Published by REALTOR Magazine | April 19, 2021
Foreclosure filings in March rose 5% compared to the previous month.
Some housing analysts have grown concerned about what will happen to the real estate market when temporary foreclosure moratoriums are lifted. Will it spark a wave of new foreclosures and lead to a crisis?
Already, foreclosure activity is on the rise, even though the moratoriums are still in place and the government has relaxed requirements for mortgage forbearance due to the COVID-19 pandemic. Foreclosure filings in March rose 5% compared to the previous month, according to ATTOM Data Solution, a real estate analytics firm.

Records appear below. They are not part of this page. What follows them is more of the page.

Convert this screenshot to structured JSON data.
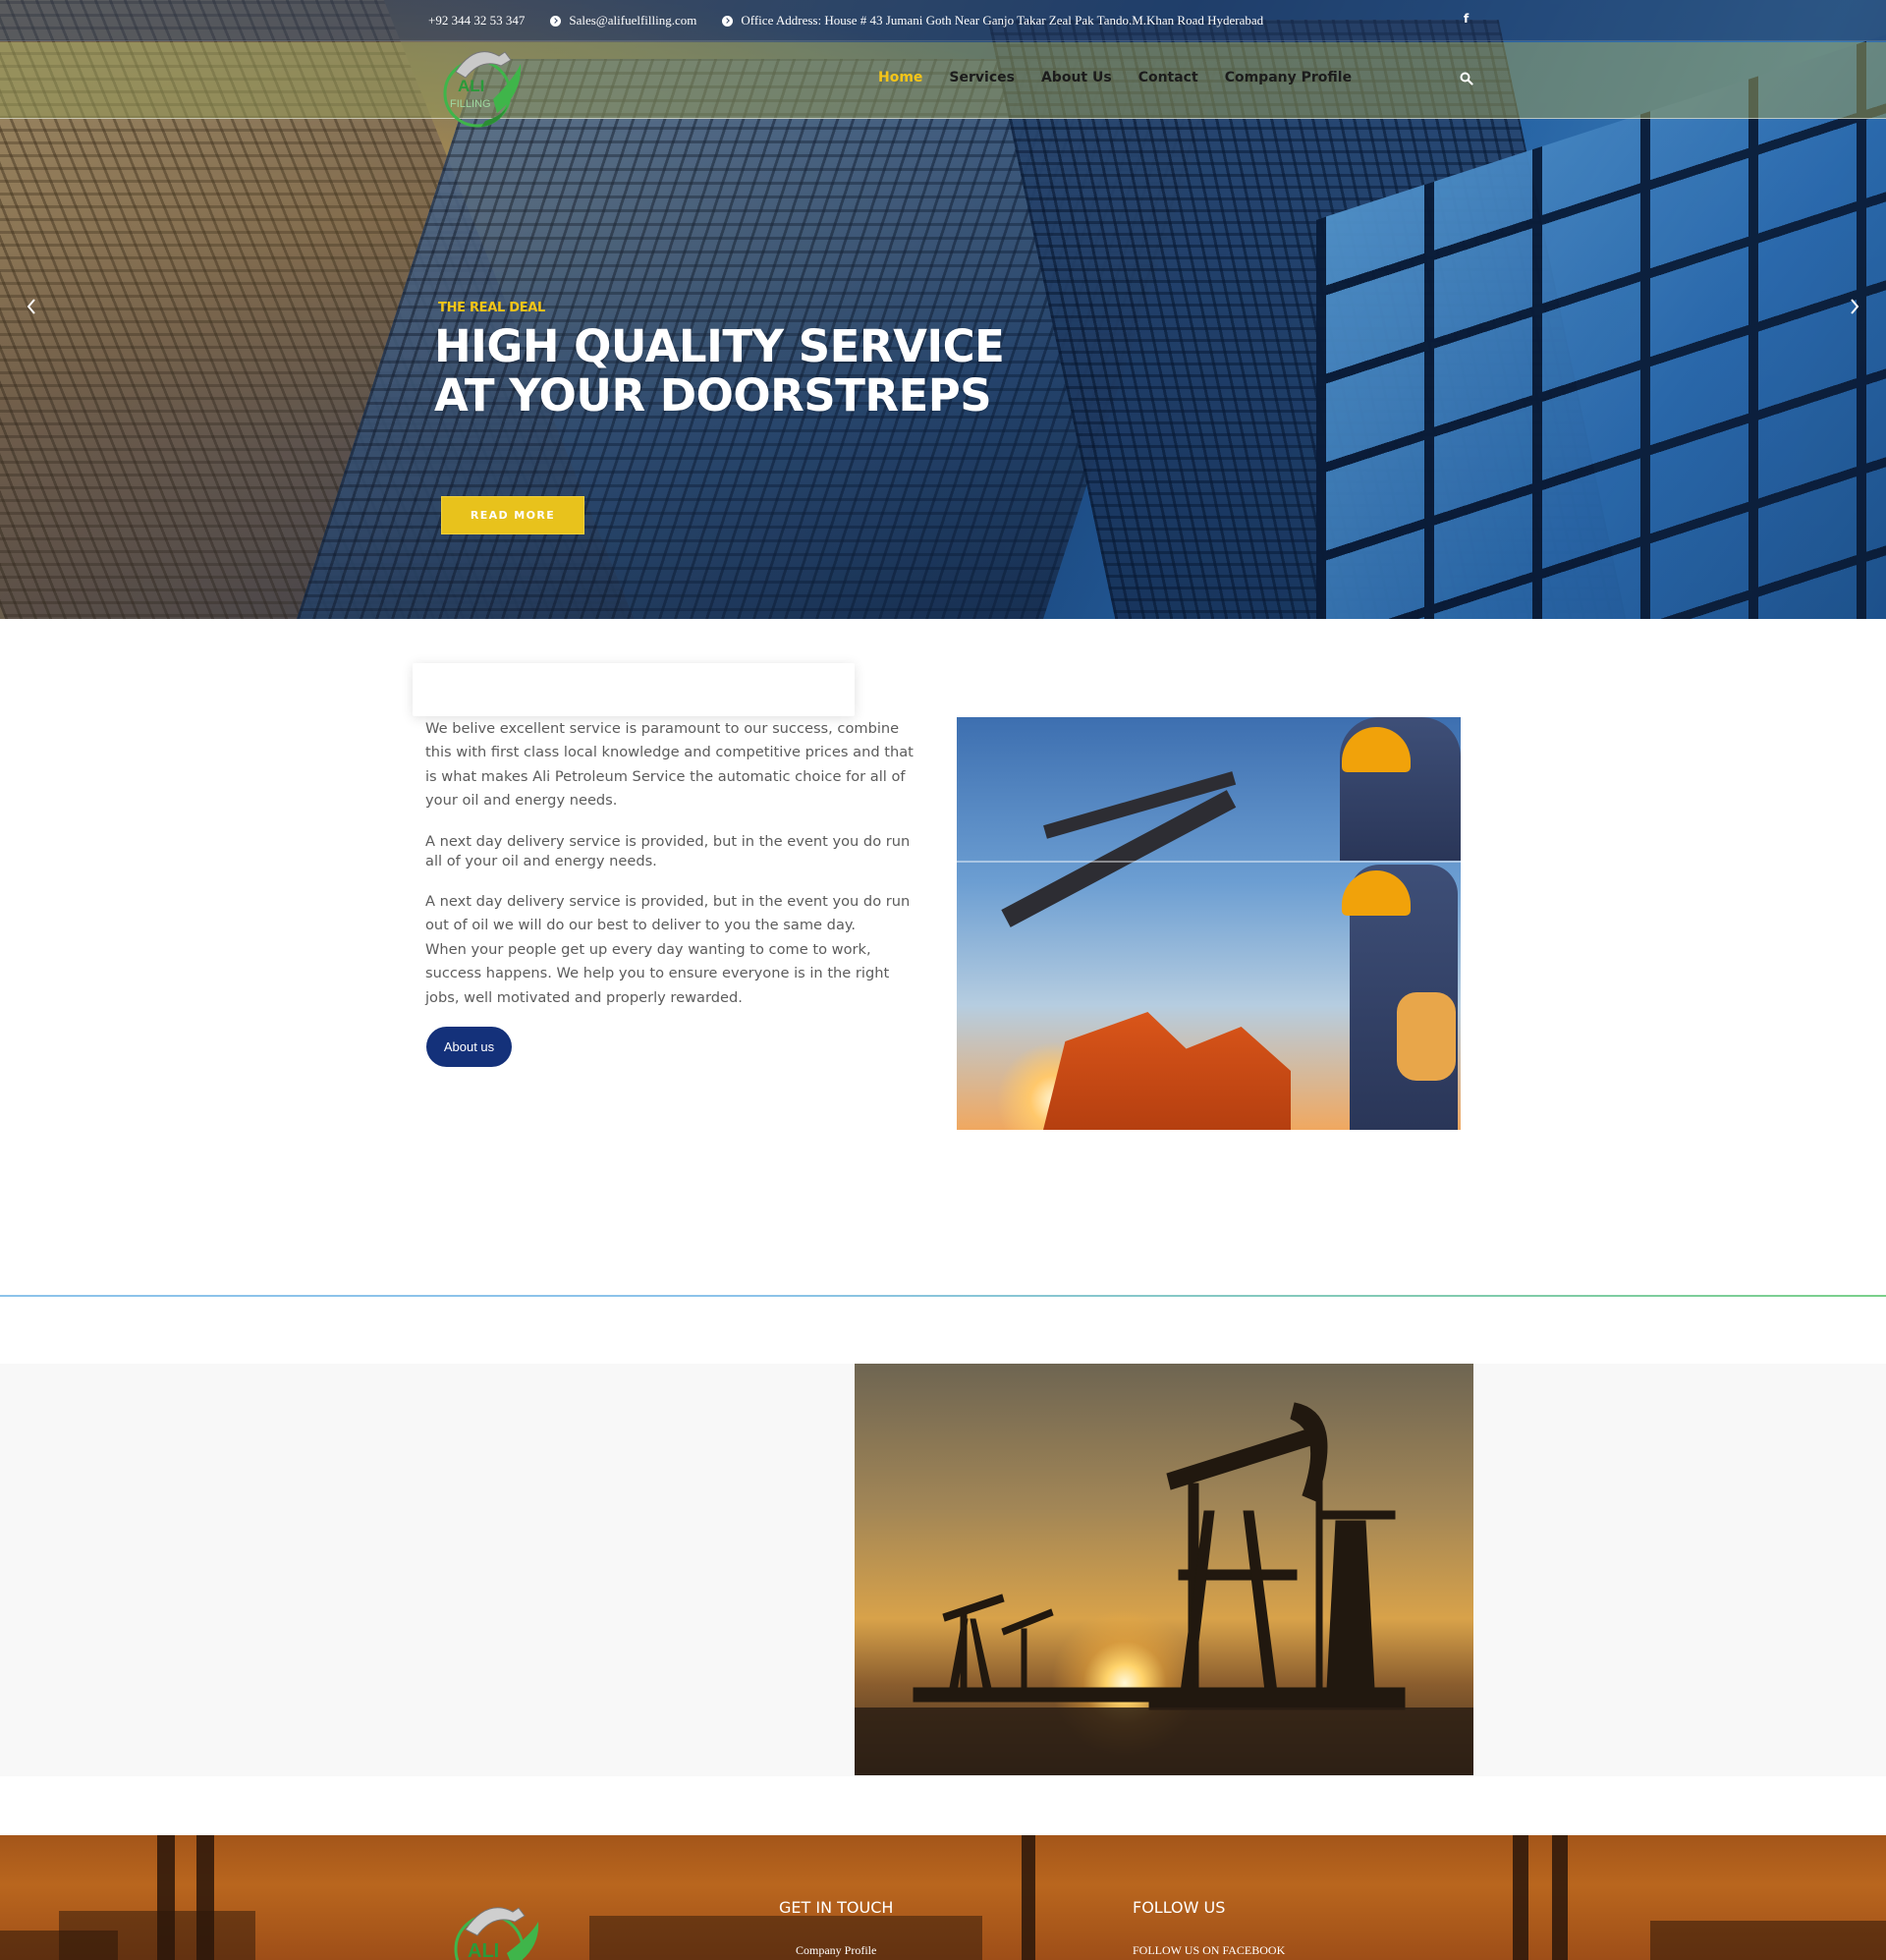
{
  "topbar": {
    "phone": "+92 344 32 53 347",
    "email": "Sales@alifuelfilling.com",
    "address": "Office Address: House # 43 Jumani Goth Near Ganjo Takar Zeal Pak Tando.M.Khan Road Hyderabad",
    "facebook_icon": "f"
  },
  "brand": {
    "logo_text_1": "ALI",
    "logo_text_2": "FILLING"
  },
  "nav": {
    "items": [
      {
        "label": "Home",
        "active": true
      },
      {
        "label": "Services",
        "active": false
      },
      {
        "label": "About Us",
        "active": false
      },
      {
        "label": "Contact",
        "active": false
      },
      {
        "label": "Company Profile",
        "active": false
      }
    ]
  },
  "hero": {
    "eyebrow": "THE REAL DEAL",
    "title_line1": "HIGH QUALITY SERVICE",
    "title_line2": "AT YOUR DOORSTREPS",
    "button": "READ MORE"
  },
  "about": {
    "p1": "We belive excellent service is paramount to our success, combine this with first class local knowledge and competitive prices and that is what makes Ali Petroleum Service the automatic choice for all of your oil and energy needs.",
    "p2a": "A next day delivery service is provided, but in the event you do run out of oil we will do our best to deliver to you the same day.",
    "p2b": "all of your oil and energy needs.",
    "p3": "A next day delivery service is provided, but in the event you do run out of oil we will do our best to deliver to you the same day.",
    "p4": "When your people get up every day wanting to come to work, success happens. We help you to ensure everyone is in the right jobs, well motivated and properly rewarded.",
    "button": "About us"
  },
  "footer": {
    "get_in_touch": "GET IN TOUCH",
    "company_profile": "Company Profile",
    "follow_us": "FOLLOW US",
    "follow_facebook": "FOLLOW US ON FACEBOOK"
  },
  "colors": {
    "accent_yellow": "#f5c518",
    "button_navy": "#14317a",
    "footer_orange": "#b9661e"
  },
  "icons": [
    "location-arrow-icon",
    "facebook-icon",
    "search-icon",
    "chevron-left-icon",
    "chevron-right-icon"
  ]
}
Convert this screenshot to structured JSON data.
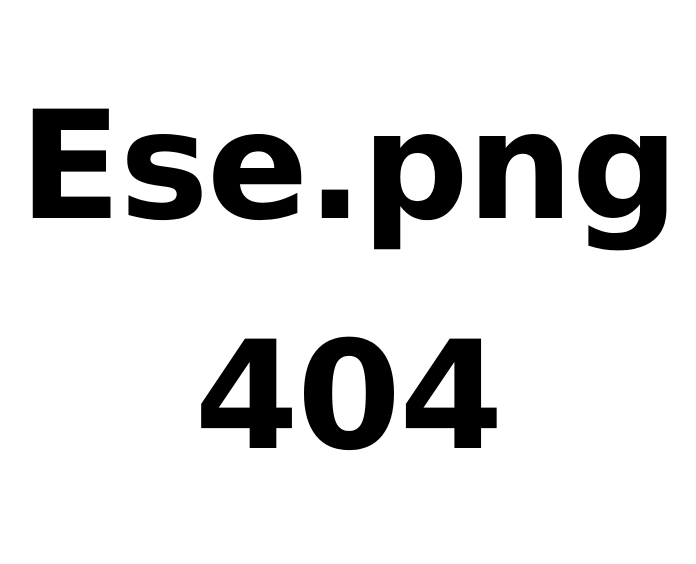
{
  "message": {
    "filename": "Ese.png",
    "code": "404"
  },
  "colors": {
    "background": "#ffffff",
    "text": "#000000"
  }
}
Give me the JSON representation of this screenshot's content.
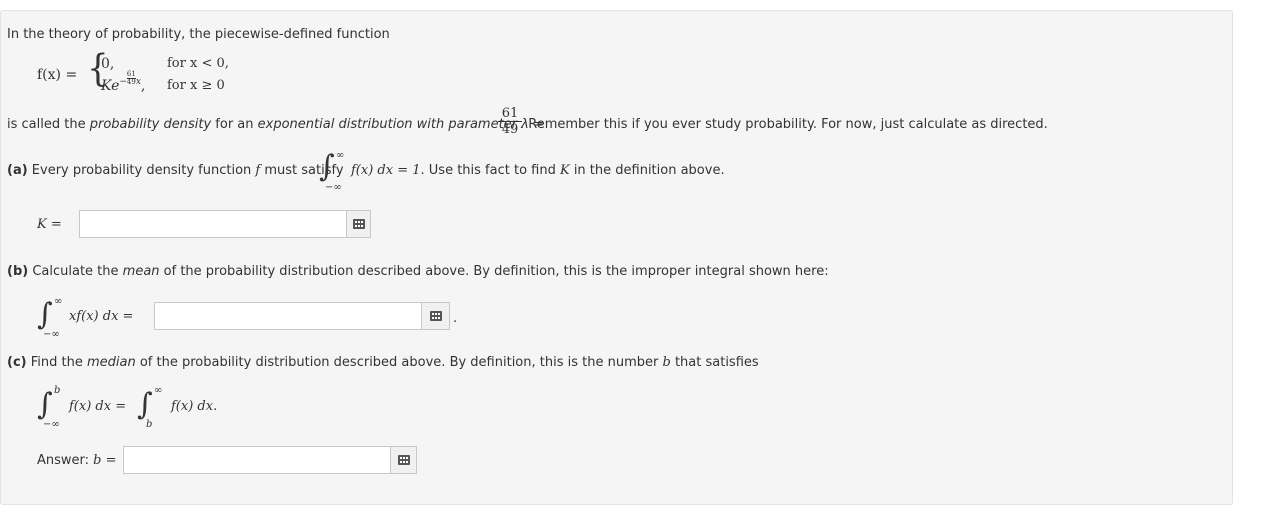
{
  "intro": "In the theory of probability, the piecewise-defined function",
  "piecewise": {
    "lhs": "f(x) =",
    "case1_value": "0,",
    "case1_cond": "for x < 0,",
    "case2_K": "Ke",
    "case2_exp_sign": "−",
    "case2_exp_num": "61",
    "case2_exp_den": "49",
    "case2_exp_var": "x",
    "case2_comma": ",",
    "case2_cond": "for x ≥ 0"
  },
  "definition": {
    "prefix": "is called the ",
    "density_term": "probability density",
    "mid": " for an ",
    "exponential_term": "exponential distribution with parameter λ",
    "equals": " =",
    "lambda_num": "61",
    "lambda_den": "49",
    "suffix": ". Remember this if you ever study probability. For now, just calculate as directed."
  },
  "part_a": {
    "label": "(a)",
    "text": " Every probability density function ",
    "f": "f",
    "text2": " must satisfy",
    "upper": "∞",
    "lower": "−∞",
    "integrand": "f(x) dx = 1",
    "text3": ". Use this fact to find ",
    "K": "K",
    "text4": " in the definition above.",
    "answer_label": "K =",
    "answer_value": ""
  },
  "part_b": {
    "label": "(b)",
    "text": " Calculate the ",
    "mean_term": "mean",
    "text2": " of the probability distribution described above. By definition, this is the improper integral shown here:",
    "upper": "∞",
    "lower": "−∞",
    "integrand": "xf(x) dx =",
    "answer_value": "",
    "trailing": "."
  },
  "part_c": {
    "label": "(c)",
    "text": " Find the ",
    "median_term": "median",
    "text2": " of the probability distribution described above. By definition, this is the number ",
    "b": "b",
    "text3": " that satisfies",
    "upper1": "b",
    "lower1": "−∞",
    "integrand1": "f(x) dx =",
    "upper2": "∞",
    "lower2": "b",
    "integrand2": "f(x) dx.",
    "answer_label": "Answer: ",
    "answer_var": "b",
    "answer_eq": " =",
    "answer_value": ""
  },
  "icons": {
    "math_input": "keypad-icon"
  }
}
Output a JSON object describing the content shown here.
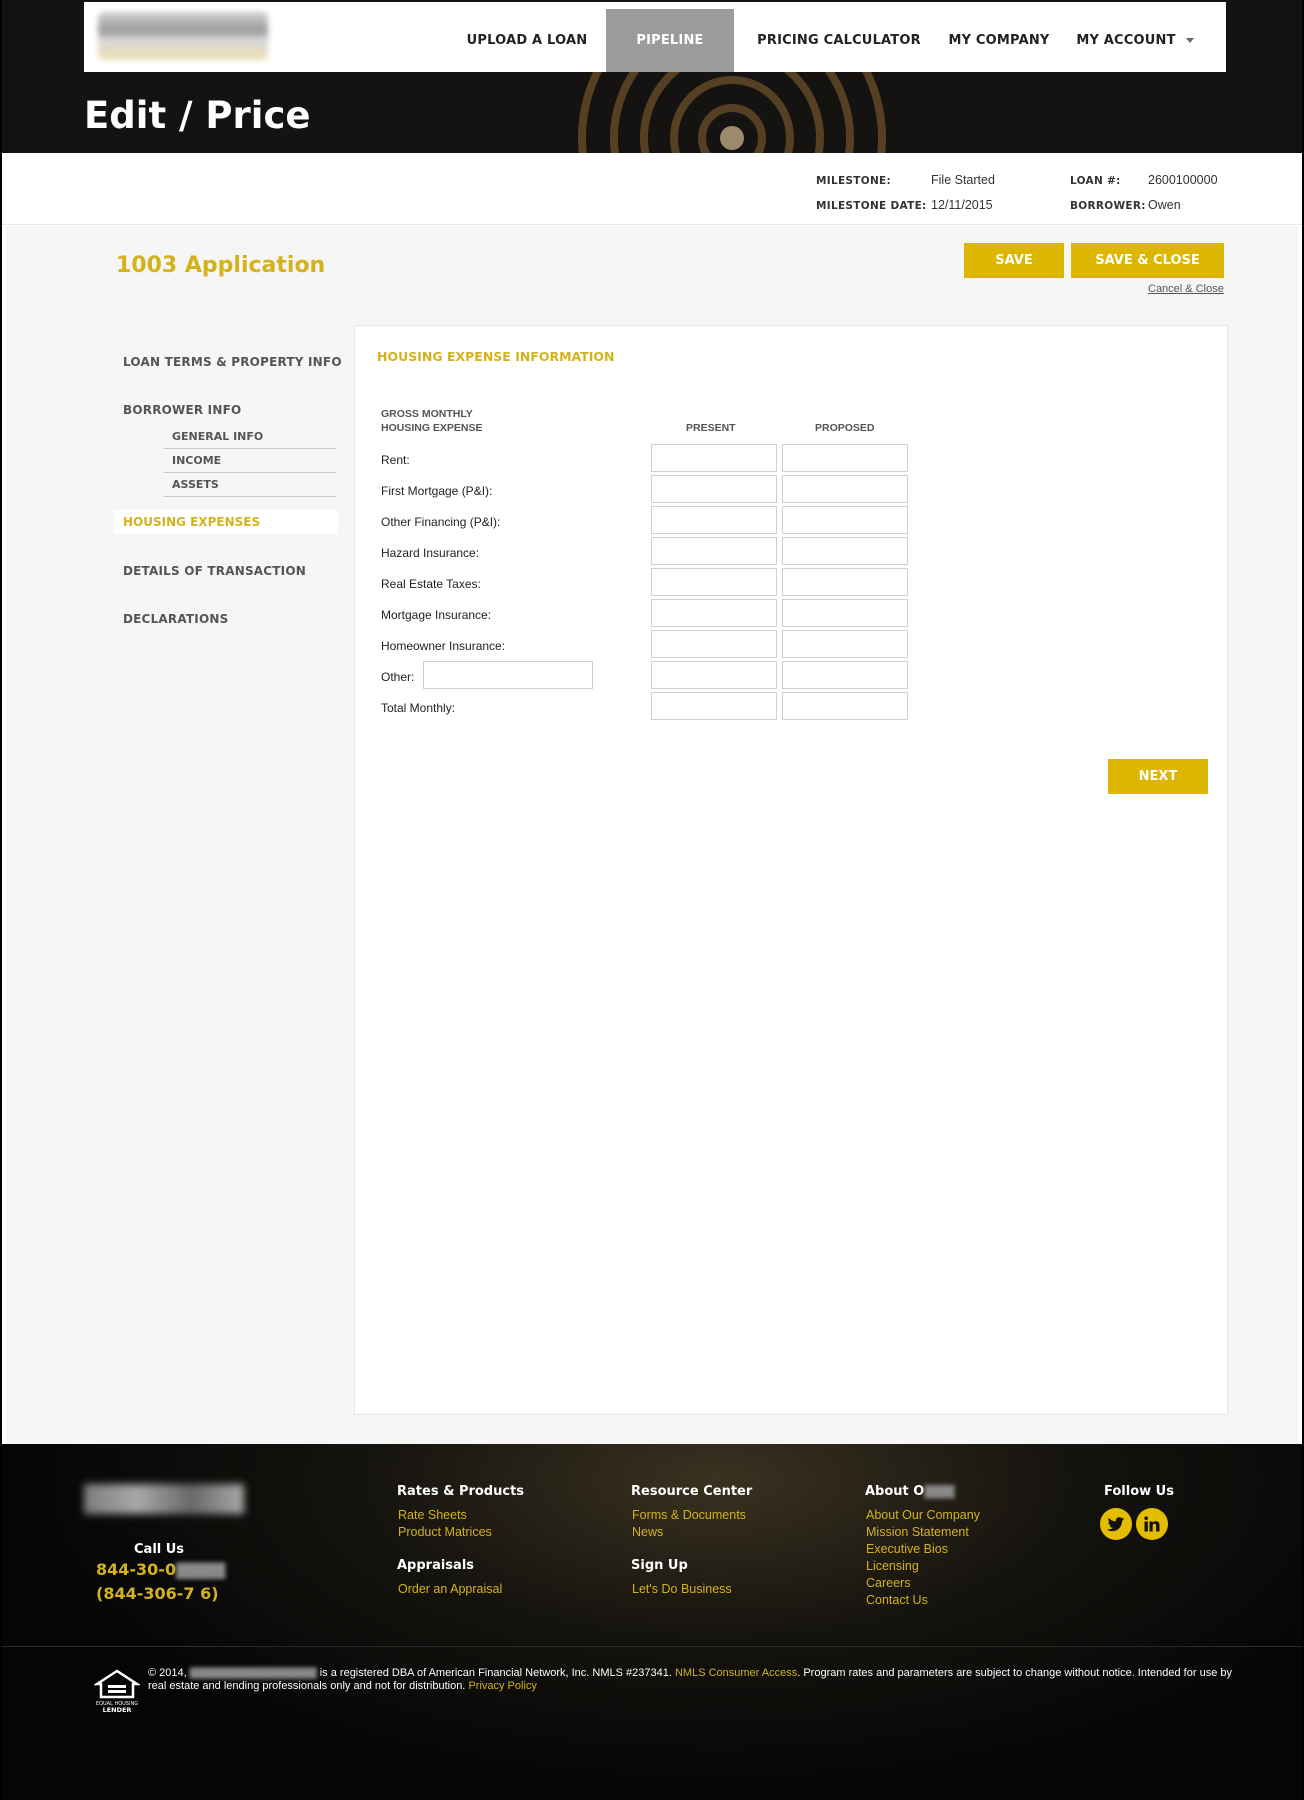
{
  "nav": {
    "items": [
      "UPLOAD A LOAN",
      "PIPELINE",
      "PRICING CALCULATOR",
      "MY COMPANY",
      "MY ACCOUNT"
    ],
    "active": "PIPELINE"
  },
  "page_title": "Edit / Price",
  "milestone": {
    "milestone_label": "MILESTONE:",
    "milestone_value": "File Started",
    "date_label": "MILESTONE DATE:",
    "date_value": "12/11/2015",
    "loan_label": "LOAN #:",
    "loan_value": "2600100000",
    "borrower_label": "BORROWER:",
    "borrower_value": "Owen"
  },
  "app": {
    "title": "1003 Application",
    "save_label": "SAVE",
    "save_close_label": "SAVE & CLOSE",
    "cancel_label": "Cancel & Close",
    "next_label": "NEXT"
  },
  "sidebar": {
    "loan_terms": "LOAN TERMS & PROPERTY INFO",
    "borrower_info": "BORROWER INFO",
    "sub_items": [
      "GENERAL INFO",
      "INCOME",
      "ASSETS"
    ],
    "housing_expenses": "HOUSING EXPENSES",
    "details": "DETAILS OF TRANSACTION",
    "declarations": "DECLARATIONS"
  },
  "form": {
    "section_title": "HOUSING EXPENSE INFORMATION",
    "gross_line1": "GROSS MONTHLY",
    "gross_line2": "HOUSING EXPENSE",
    "col_present": "PRESENT",
    "col_proposed": "PROPOSED",
    "rows": [
      {
        "label": "Rent:",
        "present": "",
        "proposed": ""
      },
      {
        "label": "First Mortgage (P&I):",
        "present": "",
        "proposed": ""
      },
      {
        "label": "Other Financing (P&I):",
        "present": "",
        "proposed": ""
      },
      {
        "label": "Hazard Insurance:",
        "present": "",
        "proposed": ""
      },
      {
        "label": "Real Estate Taxes:",
        "present": "",
        "proposed": ""
      },
      {
        "label": "Mortgage Insurance:",
        "present": "",
        "proposed": ""
      },
      {
        "label": "Homeowner Insurance:",
        "present": "",
        "proposed": ""
      },
      {
        "label": "Other:",
        "present": "",
        "proposed": ""
      },
      {
        "label": "Total Monthly:",
        "present": "",
        "proposed": ""
      }
    ],
    "other_description": ""
  },
  "footer": {
    "call_us": "Call Us",
    "phone1": "844-30-0",
    "phone2": "(844-306-7 6)",
    "rates_head": "Rates & Products",
    "rates_links": [
      "Rate Sheets",
      "Product Matrices"
    ],
    "appraisals_head": "Appraisals",
    "appraisals_links": [
      "Order an Appraisal"
    ],
    "resource_head": "Resource Center",
    "resource_links": [
      "Forms & Documents",
      "News"
    ],
    "signup_head": "Sign Up",
    "signup_links": [
      "Let's Do Business"
    ],
    "about_head": "About O",
    "about_links": [
      "About Our Company",
      "Mission Statement",
      "Executive Bios",
      "Licensing",
      "Careers",
      "Contact Us"
    ],
    "follow_head": "Follow Us",
    "legal_prefix": "© 2014,",
    "legal_mid": "is a registered DBA of American Financial Network, Inc. NMLS #237341.",
    "legal_link": "NMLS Consumer Access",
    "legal_suffix": ". Program rates and parameters are subject to change without notice. Intended for use by real estate and lending professionals only and not for distribution.",
    "privacy_link": "Privacy Policy",
    "eho_text1": "EQUAL HOUSING",
    "eho_text2": "LENDER"
  },
  "colors": {
    "accent": "#dcb600",
    "header_bg": "#141311",
    "nav_active": "#9b9b9b"
  }
}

But that slight uptick could be a good thing, analysts note. “The foreclosure moratorium on government-backed loans has virtually stopped foreclosure activity over the past year,” says Rick Sharga, executive vice president of RealtyTrac, an ATTOM Data Solutions company. “But mortgage servicers have been able to begin foreclosure action on vacant and abandoned properties, which benefits neighborhoods and communities. It’s likely that these foreclosures are causing the slight uptick we’ve seen over the past few months.”
Homeowners with federally backed loans could receive up to 18 months of forbearance, but those who received such assistance at the beginning of the pandemic could see those protections lift after September. The Consumer Financial Protection Bureau estimates that could put about 1.7 million homeowners at risk of losing their homes.
“There is a tidal wave of distressed homeowners who will need help.”
—CFPB Acting Director Dave Uejo
But high home prices and growing homeowner equity likely will prevent another foreclosure crisis, housing experts say. Also, a historic housing shortage will keep demand for homes high. For homeowners who are unable to make their house payment, they could sell—potentially for a high profit.